Predicted in 1964, the boson was the last undiscovered particle of the Standard Model (SM) and would explain how all particles that make up the world get their mass.
Then, on July 4, 2012, after a half-century search, the announcement came out of the European Organization for Nuclear Research (CERN), a laboratory built on the Franco-Swiss border, near Geneva. The finding validated the technology behind the discovery, CERN’s Large Hadron Collider (LHC), a $4.75 billion particle accelerator.
And today, nine years later, the future of high-energy physics remains closely tied to the LHC. Although the Higgs is often presented as a solution to many problems in physics, in reality, it both raised new ones and left many unanswered — such as the question of dark matter’s existence, the hierarchy problem, the Universe’s matter-antimatter asymmetry, and other beyond-the-SM physics.
Investigation into these open questions is requiring higher energies, more collisions, bigger data, and closer analysis of the Higgs. CERN’s Maria Girone, spoke to us about the computing challenges of this research, three weeks following her keynote talk on the matter at PRACEdays21.
She is the chief technology officer at CERN openlab, a public-private partnership which works with leading tech companies to drive innovation in the computing technologies needed for high-energy physics.
Behind the scenes in high-energy physics
One of the most complex technologies ever built, the LHC’s 17-mile tunnel of superconducting magnets and mammoth detectors winds beneath the Swiss countryside, into France, and back again. Thousands of magnets along its circumference guide beams of protons traveling at just shy the speed of light along collision paths.

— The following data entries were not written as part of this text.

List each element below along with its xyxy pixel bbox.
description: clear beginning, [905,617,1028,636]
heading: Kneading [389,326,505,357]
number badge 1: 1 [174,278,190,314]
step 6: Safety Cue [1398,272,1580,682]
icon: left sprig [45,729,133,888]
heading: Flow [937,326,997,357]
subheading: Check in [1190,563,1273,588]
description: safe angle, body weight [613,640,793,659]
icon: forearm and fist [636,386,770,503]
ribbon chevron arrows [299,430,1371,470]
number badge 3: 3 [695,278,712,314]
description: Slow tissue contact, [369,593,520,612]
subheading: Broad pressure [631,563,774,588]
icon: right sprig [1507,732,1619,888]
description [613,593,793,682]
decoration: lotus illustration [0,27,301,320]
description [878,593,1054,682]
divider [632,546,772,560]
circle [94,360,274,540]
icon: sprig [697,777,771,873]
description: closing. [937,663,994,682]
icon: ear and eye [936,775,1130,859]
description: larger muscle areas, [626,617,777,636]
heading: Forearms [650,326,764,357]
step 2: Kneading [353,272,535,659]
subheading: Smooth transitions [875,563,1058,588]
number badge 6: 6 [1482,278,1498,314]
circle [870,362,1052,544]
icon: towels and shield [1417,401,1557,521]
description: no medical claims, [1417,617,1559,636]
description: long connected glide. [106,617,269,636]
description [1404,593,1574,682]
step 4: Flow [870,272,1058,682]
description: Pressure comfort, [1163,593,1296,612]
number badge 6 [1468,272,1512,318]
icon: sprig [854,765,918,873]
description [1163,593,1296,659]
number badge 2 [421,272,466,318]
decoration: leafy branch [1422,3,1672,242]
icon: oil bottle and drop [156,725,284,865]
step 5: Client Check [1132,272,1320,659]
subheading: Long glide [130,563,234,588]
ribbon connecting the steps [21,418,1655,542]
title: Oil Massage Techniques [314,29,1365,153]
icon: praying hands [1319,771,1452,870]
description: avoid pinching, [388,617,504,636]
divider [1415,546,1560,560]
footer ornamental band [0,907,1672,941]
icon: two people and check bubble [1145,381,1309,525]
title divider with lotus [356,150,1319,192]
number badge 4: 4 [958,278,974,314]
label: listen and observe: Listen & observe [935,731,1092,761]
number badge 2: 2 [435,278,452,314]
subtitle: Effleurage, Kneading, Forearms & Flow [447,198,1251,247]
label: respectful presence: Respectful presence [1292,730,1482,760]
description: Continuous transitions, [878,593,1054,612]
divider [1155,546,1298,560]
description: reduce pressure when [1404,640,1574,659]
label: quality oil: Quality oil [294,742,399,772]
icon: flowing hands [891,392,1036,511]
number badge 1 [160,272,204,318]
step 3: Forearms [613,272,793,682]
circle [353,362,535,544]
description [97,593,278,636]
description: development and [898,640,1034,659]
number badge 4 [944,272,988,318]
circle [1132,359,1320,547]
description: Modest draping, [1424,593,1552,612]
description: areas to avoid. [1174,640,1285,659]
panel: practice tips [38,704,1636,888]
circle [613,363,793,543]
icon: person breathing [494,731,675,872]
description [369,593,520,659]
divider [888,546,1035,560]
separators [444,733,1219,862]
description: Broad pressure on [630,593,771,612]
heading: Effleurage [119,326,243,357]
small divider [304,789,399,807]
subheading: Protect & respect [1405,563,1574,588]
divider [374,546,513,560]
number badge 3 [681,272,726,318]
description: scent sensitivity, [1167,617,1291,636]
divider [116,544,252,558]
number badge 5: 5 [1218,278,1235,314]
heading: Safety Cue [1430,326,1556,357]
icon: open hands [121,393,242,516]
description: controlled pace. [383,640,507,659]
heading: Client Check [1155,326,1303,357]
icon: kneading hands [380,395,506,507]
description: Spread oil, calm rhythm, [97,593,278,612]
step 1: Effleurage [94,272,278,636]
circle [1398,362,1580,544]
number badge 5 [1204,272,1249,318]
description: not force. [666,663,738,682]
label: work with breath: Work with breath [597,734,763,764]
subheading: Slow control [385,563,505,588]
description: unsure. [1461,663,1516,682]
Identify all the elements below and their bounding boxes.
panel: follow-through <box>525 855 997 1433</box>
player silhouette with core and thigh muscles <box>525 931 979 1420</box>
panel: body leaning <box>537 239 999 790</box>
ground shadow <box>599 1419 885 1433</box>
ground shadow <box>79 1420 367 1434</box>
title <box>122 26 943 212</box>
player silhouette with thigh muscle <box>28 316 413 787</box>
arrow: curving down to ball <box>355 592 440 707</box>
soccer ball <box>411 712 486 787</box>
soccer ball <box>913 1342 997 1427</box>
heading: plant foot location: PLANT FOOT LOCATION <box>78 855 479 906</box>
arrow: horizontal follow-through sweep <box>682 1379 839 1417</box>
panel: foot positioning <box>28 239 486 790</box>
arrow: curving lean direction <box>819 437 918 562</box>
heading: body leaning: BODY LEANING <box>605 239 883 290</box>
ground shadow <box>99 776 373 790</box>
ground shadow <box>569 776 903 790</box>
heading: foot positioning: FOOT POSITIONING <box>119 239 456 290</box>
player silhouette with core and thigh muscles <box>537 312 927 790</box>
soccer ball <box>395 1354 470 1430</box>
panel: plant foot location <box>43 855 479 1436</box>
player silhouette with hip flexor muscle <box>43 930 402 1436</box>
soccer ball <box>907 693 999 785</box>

Those collisions produce a maelstrom of new particles and decaying byproducts, which are detected at one of four points by the LHC’s particle detectors. At the time of the Higgs discovery, the LHC generated millions of collisions per second, today one billion.
However, the challenge isn’t just in building the technology, imagining the experiments, and producing the particle collisions. It’s in capturing, disentangling, and analyzing the enormous amounts of data they produce.
“The detectors contain 150 million sensors which survey the data out 40 million times per second. So, filtering and data selection are very important steps in getting the data online within milliseconds from the event collisions,” Girone says.
Prior to the LHC’s first run, scientists expected to see an average of 25 simultaneous collisions. Researchers must disentangle and reconstruct these events, sifting through billions of data points, to study individual collisions — a step crucial to both measuring Higgs decays and hunting for unknown particles.
“Today, the pileup is already between 40 to 50, with records beyond 50. But after upgrades to the LHC, the pileup will be around 200,” Girone says.
The reconstruction process brings immense computing and storage needs, to the scale of CERN’s 1 million processors, which are distributed across 161 sites and 42 countries.
Physics is one of the most data-intensive fields. CERN, for example, is already in exascale science with one exabyte of data stored across its distributed infrastructure, Worldwide LHC Computing Grid (WLCG.)
Back when CERN first published designs for the LHC in 1995, 13 years before the first run, it also launched several data processing initiatives. And throughout its history, the organization has continued to modernize and innovate its code and infrastructures in parallel with technological advancements. But soon, the needs in particle physics will outstrip the gains in technology.
“Even if we are assuming that some of the annual improvements that are coming from technology are factored in — typically what we have been seeing up until now is 10 to 20 percent annual improvement — even if we factor this in, we will have a resource gap. Technology will fall short by about a factor of six to 10 in processing and three to five in storage,” Girone says.
The upgraded LHC, or the High-Luminosity LHC, will be ready in 2027. In addition to the expected increase in pileup, it will also boost the LHC’s luminosity by a factor of 10 and the average yearly production of Higgs bosons from 3 million to 15 million. Given this, CERN estimates that, in total, the LHC has only collected about two percent of the data it will collect.
“When we move to the HL-LHC, the experiments will produce about one exabyte of data per year,” Girone says, compared to an annual figure of around 80 petabytes collected in recent years. “And, overall, the biggest computing challenge lays in realizing the scientific potential of this data. Processing, analyzing, storing, and providing access to such big quantities of data — exabytes of data — by a global research community that is distributed in the world and made of thousands of people is an enormous challenge.”
One of the ways in which CERN is working to tackle these challenges is by partnering in multi-science collaborations like RAISE and EGI-ACE, with particular focus on horizon technologies in supercomputing and AI. Since CERN’s user community spans over 12,000 researchers from 85 countries, its diversity in science, culture, and partnerships, spanning industry and academia, is no surprise.
Supported by this research and new technologies, “In a way, the LHC will be transitioning from looking for needles in a haystack to producing stacks of needles,” Girone says. “That then will help us to possibly uncover new phenomena, or in any case, to understand known phenomena with greater precision.”